Il miglior modo di provvedere con efficienza, attenzione e creativita' alla
conservazione delle risorse terrene e alla creazione di condizioni di vita
soddisfacenti e sostenibili e' quello di operare all'interno delle realta'
locali. Localizzare l'economia deve diventare un imperativo ecologico e
sociale. Si dovrebbero importare ed esportare soltanto i beni e i servizi
che non possono essere prodotti localmente, adoperando le risorse e le
conoscenze del luogo. Una democrazia della comunita' terrena si fonda su
delle economie locali estremamente vitali, che sostengono le economie
nazionali e globali. Un'economia globale democratica non distrugge e non
danneggia le economie locali, non trasforma le persone in rifiuti
eliminabili. Le economie che sostengono la vita rispettano la creativita' di
tutti gli esseri umani e producono contesti in grado di valorizzare al
massimo le diverse competenze e capacita'. Le economie che apportano la vita
sono differenziate e decentralizzate.
*
7. La democrazia della comunita' terrena e' una democrazia che tutela la
vita.
Una democrazia che tutela la vita si fonda sul rispetto democratico di ogni
forma vivente e su un comportamentodemocratico da adottare gia' a partire
dalla quotidianita'. Ogni soggetto coinvolto ha il diritto di partecipare
alle decisioni da prendere in merito al cibo, all'acqua, alla sanita' e
all'istruzione. Una democrazia che tutela la vita cresce dal basso verso
l'alto, al pari di un albero. La democrazia della comunita' terrena si fonda
sulle democrazie locali, lasciando che le singole comunita' costituite nel
rispetto delle differenze e delle responsabilita' ecologiche e sociali
abbiano pieni poteri decisionali riguardo all'ambiente, alle risorse
naturali, al sostentamento e al benessere dei loro membri. Il potere viene
delegato ai livelli esecutivi piu' alti applicando il principio della
sussidiarieta'. La democrazia della comunita' terrena si fonda
sull'autoregolamentazione e sull'autogoverno.
*
8. La democrazia della comunita' terrena si fonda su culture che valorizzano
la vita.
Le culture che valorizzano la vita promuovono la pace e creano degli spazi
di liberta' per consentire il culto di religioni diverse e l'espressione di
diverse fedi e identita'. Tali culture lasciano che le differenze culturali
si sviluppino proprio a partire dalla nostra umanita' e dai nostri comuni
diritti in quanto membri della comunita' terrena.
*
9. Le culture che valorizzano la vita promuovono lo sviluppo della vita
stessa.
Le culture che valorizzano la vita si fondano sul riconoscimento della
dignita' e sul rispetto di ogni forma di vita, degli uomini e delle donne di
ogni provenienza e cultura, delle generazioni presenti e di quelle future.
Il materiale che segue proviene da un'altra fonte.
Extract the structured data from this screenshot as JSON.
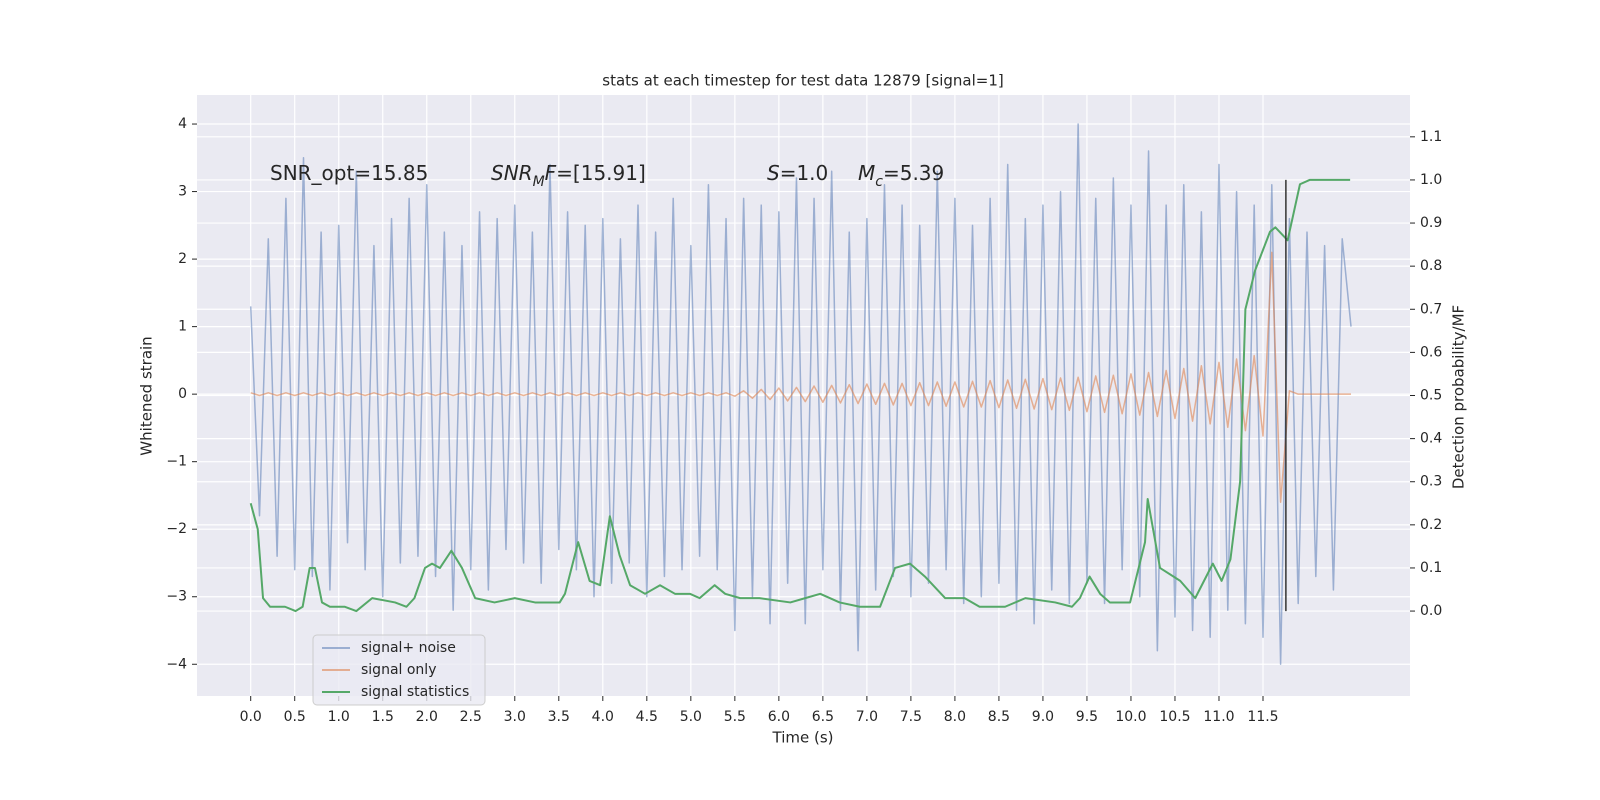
{
  "chart_data": {
    "type": "line",
    "title": "stats at each timestep for test data 12879 [signal=1]",
    "xlabel": "Time (s)",
    "ylabel": "Whitened strain",
    "y2label": "Detection probability/MF",
    "grid": true,
    "legend": "lower left",
    "xlim": [
      -0.61,
      13.17
    ],
    "ylim": [
      -4.47,
      4.43
    ],
    "y2lim": [
      -0.197,
      1.197
    ],
    "xticks": [
      {
        "value": 0,
        "label": "0.0"
      },
      {
        "value": 0.5,
        "label": "0.5"
      },
      {
        "value": 1,
        "label": "1.0"
      },
      {
        "value": 1.5,
        "label": "1.5"
      },
      {
        "value": 2,
        "label": "2.0"
      },
      {
        "value": 2.5,
        "label": "2.5"
      },
      {
        "value": 3,
        "label": "3.0"
      },
      {
        "value": 3.5,
        "label": "3.5"
      },
      {
        "value": 4,
        "label": "4.0"
      },
      {
        "value": 4.5,
        "label": "4.5"
      },
      {
        "value": 5,
        "label": "5.0"
      },
      {
        "value": 5.5,
        "label": "5.5"
      },
      {
        "value": 6,
        "label": "6.0"
      },
      {
        "value": 6.5,
        "label": "6.5"
      },
      {
        "value": 7,
        "label": "7.0"
      },
      {
        "value": 7.5,
        "label": "7.5"
      },
      {
        "value": 8,
        "label": "8.0"
      },
      {
        "value": 8.5,
        "label": "8.5"
      },
      {
        "value": 9,
        "label": "9.0"
      },
      {
        "value": 9.5,
        "label": "9.5"
      },
      {
        "value": 10,
        "label": "10.0"
      },
      {
        "value": 10.5,
        "label": "10.5"
      },
      {
        "value": 11,
        "label": "11.0"
      },
      {
        "value": 11.5,
        "label": "11.5"
      }
    ],
    "yticks": [
      {
        "value": -4,
        "label": "−4"
      },
      {
        "value": -3,
        "label": "−3"
      },
      {
        "value": -2,
        "label": "−2"
      },
      {
        "value": -1,
        "label": "−1"
      },
      0,
      1,
      2,
      3,
      4
    ],
    "y2ticks": [
      {
        "value": 0,
        "label": "0.0"
      },
      {
        "value": 0.1,
        "label": "0.1"
      },
      {
        "value": 0.2,
        "label": "0.2"
      },
      {
        "value": 0.3,
        "label": "0.3"
      },
      {
        "value": 0.4,
        "label": "0.4"
      },
      {
        "value": 0.5,
        "label": "0.5"
      },
      {
        "value": 0.6,
        "label": "0.6"
      },
      {
        "value": 0.7,
        "label": "0.7"
      },
      {
        "value": 0.8,
        "label": "0.8"
      },
      {
        "value": 0.9,
        "label": "0.9"
      },
      {
        "value": 1,
        "label": "1.0"
      },
      {
        "value": 1.1,
        "label": "1.1"
      }
    ],
    "annotations": [
      [
        {
          "text": "SNR_opt=15.85",
          "italic": false,
          "sub": false
        }
      ],
      [
        {
          "text": "SNR",
          "italic": true,
          "sub": false
        },
        {
          "text": "M",
          "italic": true,
          "sub": true
        },
        {
          "text": "F",
          "italic": true,
          "sub": false
        },
        {
          "text": "=[15.91]",
          "italic": false,
          "sub": false
        }
      ],
      [
        {
          "text": "S",
          "italic": true,
          "sub": false
        },
        {
          "text": "=1.0",
          "italic": false,
          "sub": false
        }
      ],
      [
        {
          "text": "M",
          "italic": true,
          "sub": false
        },
        {
          "text": "c",
          "italic": true,
          "sub": true
        },
        {
          "text": "=5.39",
          "italic": false,
          "sub": false
        }
      ]
    ],
    "vline": {
      "x": 11.76,
      "ymin": 0,
      "ymax": 1,
      "axis": "y2",
      "color": "#333333"
    },
    "series": [
      {
        "name": "signal+ noise",
        "color": "#4c72b0",
        "opacity": 0.5,
        "x": [
          0.0,
          0.1,
          0.2,
          0.3,
          0.4,
          0.5,
          0.6,
          0.7,
          0.8,
          0.9,
          1.0,
          1.1,
          1.2,
          1.3,
          1.4,
          1.5,
          1.6,
          1.7,
          1.8,
          1.9,
          2.0,
          2.1,
          2.2,
          2.3,
          2.4,
          2.5,
          2.6,
          2.7,
          2.8,
          2.9,
          3.0,
          3.1,
          3.2,
          3.3,
          3.4,
          3.5,
          3.6,
          3.7,
          3.8,
          3.9,
          4.0,
          4.1,
          4.2,
          4.3,
          4.4,
          4.5,
          4.6,
          4.7,
          4.8,
          4.9,
          5.0,
          5.1,
          5.2,
          5.3,
          5.4,
          5.5,
          5.6,
          5.7,
          5.8,
          5.9,
          6.0,
          6.1,
          6.2,
          6.3,
          6.4,
          6.5,
          6.6,
          6.7,
          6.8,
          6.9,
          7.0,
          7.1,
          7.2,
          7.3,
          7.4,
          7.5,
          7.6,
          7.7,
          7.8,
          7.9,
          8.0,
          8.1,
          8.2,
          8.3,
          8.4,
          8.5,
          8.6,
          8.7,
          8.8,
          8.9,
          9.0,
          9.1,
          9.2,
          9.3,
          9.4,
          9.5,
          9.6,
          9.7,
          9.8,
          9.9,
          10.0,
          10.1,
          10.2,
          10.3,
          10.4,
          10.5,
          10.6,
          10.7,
          10.8,
          10.9,
          11.0,
          11.1,
          11.2,
          11.3,
          11.4,
          11.5,
          11.6,
          11.7,
          11.8,
          11.9,
          12.0,
          12.1,
          12.2,
          12.3,
          12.4,
          12.5
        ],
        "values": [
          1.3,
          -1.8,
          2.3,
          -2.4,
          2.9,
          -2.6,
          3.5,
          -2.7,
          2.4,
          -2.9,
          2.5,
          -2.2,
          3.3,
          -2.6,
          2.2,
          -3.0,
          2.6,
          -2.5,
          2.9,
          -2.4,
          3.1,
          -2.7,
          2.4,
          -3.2,
          2.2,
          -2.6,
          2.7,
          -2.9,
          2.6,
          -2.3,
          2.8,
          -2.5,
          2.4,
          -2.8,
          3.4,
          -2.3,
          2.7,
          -2.6,
          2.5,
          -3.0,
          2.6,
          -2.8,
          2.3,
          -2.5,
          2.8,
          -3.0,
          2.4,
          -2.7,
          2.9,
          -2.6,
          2.2,
          -2.4,
          3.1,
          -2.6,
          2.6,
          -3.5,
          2.9,
          -3.0,
          2.8,
          -3.4,
          2.7,
          -2.8,
          3.2,
          -3.4,
          2.9,
          -2.6,
          3.3,
          -3.2,
          2.4,
          -3.8,
          2.6,
          -2.9,
          3.1,
          -2.7,
          2.8,
          -3.0,
          2.5,
          -2.8,
          3.3,
          -2.6,
          2.9,
          -3.1,
          2.5,
          -3.0,
          2.9,
          -2.8,
          3.4,
          -3.2,
          2.6,
          -3.4,
          2.8,
          -2.9,
          3.0,
          -3.1,
          4.0,
          -2.8,
          2.9,
          -3.1,
          3.2,
          -2.6,
          2.8,
          -3.0,
          3.6,
          -3.8,
          2.8,
          -3.3,
          3.1,
          -3.5,
          2.7,
          -3.6,
          3.4,
          -3.2,
          3.0,
          -3.4,
          2.8,
          -3.6,
          3.1,
          -4.0,
          2.6,
          -3.1,
          2.4,
          -2.7,
          2.2,
          -2.9,
          2.3,
          1.0
        ]
      },
      {
        "name": "signal only",
        "color": "#dd8452",
        "opacity": 0.6,
        "x": [
          0.0,
          0.1,
          0.2,
          0.3,
          0.4,
          0.5,
          0.6,
          0.7,
          0.8,
          0.9,
          1.0,
          1.1,
          1.2,
          1.3,
          1.4,
          1.5,
          1.6,
          1.7,
          1.8,
          1.9,
          2.0,
          2.1,
          2.2,
          2.3,
          2.4,
          2.5,
          2.6,
          2.7,
          2.8,
          2.9,
          3.0,
          3.1,
          3.2,
          3.3,
          3.4,
          3.5,
          3.6,
          3.7,
          3.8,
          3.9,
          4.0,
          4.1,
          4.2,
          4.3,
          4.4,
          4.5,
          4.6,
          4.7,
          4.8,
          4.9,
          5.0,
          5.1,
          5.2,
          5.3,
          5.4,
          5.5,
          5.6,
          5.7,
          5.8,
          5.9,
          6.0,
          6.1,
          6.2,
          6.3,
          6.4,
          6.5,
          6.6,
          6.7,
          6.8,
          6.9,
          7.0,
          7.1,
          7.2,
          7.3,
          7.4,
          7.5,
          7.6,
          7.7,
          7.8,
          7.9,
          8.0,
          8.1,
          8.2,
          8.3,
          8.4,
          8.5,
          8.6,
          8.7,
          8.8,
          8.9,
          9.0,
          9.1,
          9.2,
          9.3,
          9.4,
          9.5,
          9.6,
          9.7,
          9.8,
          9.9,
          10.0,
          10.1,
          10.2,
          10.3,
          10.4,
          10.5,
          10.6,
          10.7,
          10.8,
          10.9,
          11.0,
          11.1,
          11.2,
          11.3,
          11.4,
          11.5,
          11.6,
          11.7,
          11.8,
          11.9,
          12.0,
          12.1,
          12.2,
          12.3,
          12.4,
          12.5
        ],
        "values": [
          0.02,
          -0.02,
          0.02,
          -0.02,
          0.02,
          -0.02,
          0.02,
          -0.02,
          0.02,
          -0.02,
          0.02,
          -0.02,
          0.02,
          -0.02,
          0.02,
          -0.02,
          0.02,
          -0.02,
          0.02,
          -0.02,
          0.02,
          -0.02,
          0.02,
          -0.02,
          0.02,
          -0.02,
          0.02,
          -0.02,
          0.02,
          -0.02,
          0.02,
          -0.02,
          0.02,
          -0.02,
          0.02,
          -0.02,
          0.02,
          -0.02,
          0.02,
          -0.02,
          0.02,
          -0.02,
          0.02,
          -0.02,
          0.02,
          -0.02,
          0.02,
          -0.02,
          0.02,
          -0.02,
          0.02,
          -0.02,
          0.02,
          -0.02,
          0.02,
          -0.03,
          0.05,
          -0.06,
          0.07,
          -0.08,
          0.09,
          -0.1,
          0.1,
          -0.11,
          0.12,
          -0.12,
          0.13,
          -0.13,
          0.14,
          -0.14,
          0.15,
          -0.15,
          0.16,
          -0.16,
          0.16,
          -0.17,
          0.17,
          -0.17,
          0.18,
          -0.18,
          0.18,
          -0.19,
          0.19,
          -0.19,
          0.2,
          -0.2,
          0.21,
          -0.21,
          0.22,
          -0.22,
          0.23,
          -0.23,
          0.24,
          -0.24,
          0.25,
          -0.26,
          0.27,
          -0.27,
          0.28,
          -0.29,
          0.3,
          -0.31,
          0.32,
          -0.33,
          0.35,
          -0.36,
          0.38,
          -0.4,
          0.42,
          -0.44,
          0.47,
          -0.49,
          0.52,
          -0.54,
          0.57,
          -0.62,
          2.1,
          -1.6,
          0.05,
          0.0,
          0.0,
          0.0,
          0.0,
          0.0,
          0.0,
          0.0
        ]
      },
      {
        "name": "signal statistics",
        "color": "#55a868",
        "opacity": 1,
        "axis": "y2",
        "x": [
          0.0,
          0.08,
          0.14,
          0.22,
          0.39,
          0.51,
          0.59,
          0.67,
          0.73,
          0.81,
          0.9,
          1.07,
          1.2,
          1.38,
          1.64,
          1.77,
          1.86,
          1.98,
          2.06,
          2.15,
          2.28,
          2.4,
          2.55,
          2.77,
          3.0,
          3.23,
          3.51,
          3.57,
          3.72,
          3.85,
          3.97,
          4.08,
          4.19,
          4.31,
          4.48,
          4.65,
          4.82,
          4.99,
          5.1,
          5.27,
          5.39,
          5.56,
          5.78,
          6.13,
          6.3,
          6.47,
          6.69,
          6.92,
          7.15,
          7.32,
          7.49,
          7.66,
          7.89,
          8.11,
          8.28,
          8.57,
          8.8,
          9.14,
          9.33,
          9.42,
          9.53,
          9.65,
          9.76,
          9.99,
          10.16,
          10.19,
          10.33,
          10.56,
          10.73,
          10.93,
          11.03,
          11.13,
          11.24,
          11.3,
          11.41,
          11.58,
          11.64,
          11.78,
          11.92,
          12.03,
          12.49
        ],
        "values": [
          0.25,
          0.19,
          0.03,
          0.01,
          0.01,
          0.0,
          0.01,
          0.1,
          0.1,
          0.02,
          0.01,
          0.01,
          0.0,
          0.03,
          0.02,
          0.01,
          0.03,
          0.1,
          0.11,
          0.1,
          0.14,
          0.1,
          0.03,
          0.02,
          0.03,
          0.02,
          0.02,
          0.04,
          0.16,
          0.07,
          0.06,
          0.22,
          0.13,
          0.06,
          0.04,
          0.06,
          0.04,
          0.04,
          0.03,
          0.06,
          0.04,
          0.03,
          0.03,
          0.02,
          0.03,
          0.04,
          0.02,
          0.01,
          0.01,
          0.1,
          0.11,
          0.08,
          0.03,
          0.03,
          0.01,
          0.01,
          0.03,
          0.02,
          0.01,
          0.03,
          0.08,
          0.04,
          0.02,
          0.02,
          0.16,
          0.26,
          0.1,
          0.07,
          0.03,
          0.11,
          0.07,
          0.12,
          0.3,
          0.7,
          0.79,
          0.88,
          0.89,
          0.86,
          0.99,
          1.0,
          1.0
        ]
      }
    ]
  }
}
Sono culture ecologiche che non producono stili di vita distruttivi o
improntati al consumismo, basati sulla sovrapproduzione, sullo spreco o
sullo sfruttamento eccessivo delle risorse naturali. Le culture che
valorizzano la vita sono molteplici, ma ispirate da un comune rispetto per
il vivente. Riconoscono la compresenza di identita' diverse che condividono
lo spazio comune della comunita' locale e danno voce a un sentimento di
appartenenza che correla i singoli individui alla terra e a tutte le forme
di vita.
*
10. La democrazia della comunita' terrena promuove un sentimento di pace e
solidarieta' universale.
La democrazia della comunita' terrena unisce tutti i popoli e i singoli
individui sostenendo valori quali la cooperazione e l'impegno
disinteressato, anziche' separarli attraverso la competizione, il conflitto,
l'odio e il terrore. In alternativa a un mondo fondato sull'avidita', sulla
diseguaglianza e sul consumismo sfrenato, questa democrazia si propone di
globalizzare la solidarieta', la giustizia e la sostenibilita'.